Mr Littleproud said a similar process had been undertaken with grass-fed cattle producers to develop new peak body, Cattle Australia.
"What we're saying now is the wool industry now needs to get their act together and make sure they are a strong united voice, because that holds AWI to account and gives them a stronger voice in Canberra," he said.
"I've asked former senator John "Wacka" Williams to chair a roundtable of these industry groups that do see a need for a united front on this, rather than a fragmented approach and bring them together to try to knock out a pathway.
"That may not necessarily mean there's one body but if nothing else it's an agreement of how they should work together to make sure that they are representing wool producers across a number of different aspects of the industry."
Mr Littleproud said he was trying to facilitate reform without getting in the middle of agripolitics and it was up to the industry groups to determine what kind of changes were needed.
"This is an opportunity for the wool industry to leave egos at the door, to leave history at the door and set a pathway for a new direction that actually gets back to first principles, which is representing the wool producers and making sure they have a strong voice in Canberra representing them and that they have a strong voice making sure their R & D dollars are being spent appropriately," he said.
Groups involved in discussions include WoolProducers Australia, the Australian Wool Growers Association, the Australian Superfine Wool Growers Association, the Australian Association of Stud Merino Breeders, Pastoralists and Graziers of WA, ASHEEP, MerinoLink, the Commercial Merino Ewe Competitions Association, NSW Stud Merino Breeders Association and WA Stud Merino Breeders Association
WoolProducers CEO Jo Hall said the organisation was looking forward to meeting with other industry groups and the Department of Agriculture to try to resolve a way forward to have a more unified industry voice.
"The wool industry historically has been quite fragmented," she said.
"Our industry is currently facing a lot of challenges and we can't afford not to be unified going forward."
Australian Wool Innovation chief executive John Roberts said AWI fully supports the move to have an industry wide roundtable.

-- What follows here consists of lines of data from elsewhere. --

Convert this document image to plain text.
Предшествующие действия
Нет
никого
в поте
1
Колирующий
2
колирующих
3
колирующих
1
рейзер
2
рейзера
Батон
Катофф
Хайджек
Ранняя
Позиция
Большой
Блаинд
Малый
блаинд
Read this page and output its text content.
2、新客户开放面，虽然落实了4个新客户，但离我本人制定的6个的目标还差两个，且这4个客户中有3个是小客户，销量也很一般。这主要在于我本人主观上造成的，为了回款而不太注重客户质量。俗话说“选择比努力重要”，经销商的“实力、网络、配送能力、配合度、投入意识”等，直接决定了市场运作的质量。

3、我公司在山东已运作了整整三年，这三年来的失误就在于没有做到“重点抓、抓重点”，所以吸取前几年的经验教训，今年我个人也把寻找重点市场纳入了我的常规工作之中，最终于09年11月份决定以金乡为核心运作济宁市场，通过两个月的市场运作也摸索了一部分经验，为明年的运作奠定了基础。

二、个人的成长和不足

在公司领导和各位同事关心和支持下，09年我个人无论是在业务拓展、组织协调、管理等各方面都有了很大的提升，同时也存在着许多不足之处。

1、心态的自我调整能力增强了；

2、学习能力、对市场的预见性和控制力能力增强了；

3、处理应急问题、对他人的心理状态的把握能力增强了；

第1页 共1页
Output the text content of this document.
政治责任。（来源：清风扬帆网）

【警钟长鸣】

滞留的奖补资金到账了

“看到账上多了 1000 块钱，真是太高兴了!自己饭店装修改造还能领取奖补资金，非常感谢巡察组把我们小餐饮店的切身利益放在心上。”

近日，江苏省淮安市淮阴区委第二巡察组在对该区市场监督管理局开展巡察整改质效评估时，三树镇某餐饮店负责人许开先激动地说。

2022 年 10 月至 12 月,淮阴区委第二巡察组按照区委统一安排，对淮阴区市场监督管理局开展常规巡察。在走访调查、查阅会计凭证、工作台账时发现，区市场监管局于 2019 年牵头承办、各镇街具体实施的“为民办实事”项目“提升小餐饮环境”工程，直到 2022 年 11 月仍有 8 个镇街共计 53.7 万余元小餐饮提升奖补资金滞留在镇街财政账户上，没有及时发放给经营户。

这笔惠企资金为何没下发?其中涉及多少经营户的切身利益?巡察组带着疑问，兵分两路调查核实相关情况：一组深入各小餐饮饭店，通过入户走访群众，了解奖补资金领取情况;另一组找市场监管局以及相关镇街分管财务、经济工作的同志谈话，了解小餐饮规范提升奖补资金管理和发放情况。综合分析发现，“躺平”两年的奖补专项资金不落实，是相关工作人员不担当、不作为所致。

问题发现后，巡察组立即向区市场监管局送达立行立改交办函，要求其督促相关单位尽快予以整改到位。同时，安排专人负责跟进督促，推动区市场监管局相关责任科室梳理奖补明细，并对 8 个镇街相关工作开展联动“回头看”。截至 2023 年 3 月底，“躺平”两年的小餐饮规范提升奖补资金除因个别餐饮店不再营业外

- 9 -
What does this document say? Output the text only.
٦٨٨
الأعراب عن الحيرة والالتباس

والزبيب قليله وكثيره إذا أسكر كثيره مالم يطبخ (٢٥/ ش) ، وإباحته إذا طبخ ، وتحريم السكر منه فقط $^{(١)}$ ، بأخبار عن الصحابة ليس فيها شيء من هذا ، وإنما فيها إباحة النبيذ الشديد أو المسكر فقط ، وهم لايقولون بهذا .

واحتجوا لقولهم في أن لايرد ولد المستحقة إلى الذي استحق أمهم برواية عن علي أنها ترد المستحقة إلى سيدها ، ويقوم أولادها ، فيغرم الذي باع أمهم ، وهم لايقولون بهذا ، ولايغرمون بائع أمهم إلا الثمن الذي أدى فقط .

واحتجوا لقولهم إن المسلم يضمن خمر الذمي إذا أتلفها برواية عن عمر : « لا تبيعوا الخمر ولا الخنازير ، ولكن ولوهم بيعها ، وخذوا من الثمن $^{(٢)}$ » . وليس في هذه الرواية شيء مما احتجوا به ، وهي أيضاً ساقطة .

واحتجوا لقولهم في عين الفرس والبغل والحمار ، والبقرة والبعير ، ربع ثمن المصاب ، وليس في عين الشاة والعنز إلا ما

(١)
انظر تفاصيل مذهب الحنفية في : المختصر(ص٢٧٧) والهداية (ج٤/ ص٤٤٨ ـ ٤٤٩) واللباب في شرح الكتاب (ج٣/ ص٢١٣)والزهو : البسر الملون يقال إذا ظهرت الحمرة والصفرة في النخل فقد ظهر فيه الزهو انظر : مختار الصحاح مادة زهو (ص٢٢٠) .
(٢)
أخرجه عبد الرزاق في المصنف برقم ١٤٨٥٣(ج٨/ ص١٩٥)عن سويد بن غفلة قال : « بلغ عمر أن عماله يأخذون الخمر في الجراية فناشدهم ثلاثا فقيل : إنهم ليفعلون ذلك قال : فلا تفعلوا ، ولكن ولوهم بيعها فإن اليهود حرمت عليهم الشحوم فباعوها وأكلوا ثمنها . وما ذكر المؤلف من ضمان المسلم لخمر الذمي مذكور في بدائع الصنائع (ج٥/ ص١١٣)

"We hope the discussions are productive," he said.
"AWI will continue to work closely with wool industry groups on behalf of Australia's woolgrowers."
Mr Littleproud said he believed that there had been improvement at AWI in terms of their culture and transparency.
"I think the opportunity now sits with AWI to continue to improve that culture and engagement and not be as polarising," he said.
"I think the change of leadership to Jock Laurie has been a good one and he now needs to be given the opportunity to continue on that pathway.
"We've got to understand that things won't change immediately overnight but I think what's been laid is a foundation stone of respect and understanding of the issues and the preliminary actions have been encouraging.
"We'll continue to watch it but what's also important is that you have peak bodies that are invested in the process as well and we can build them to a capacity that can work with AWI so we don't have this breakdown in communications and engagement that we had in the past."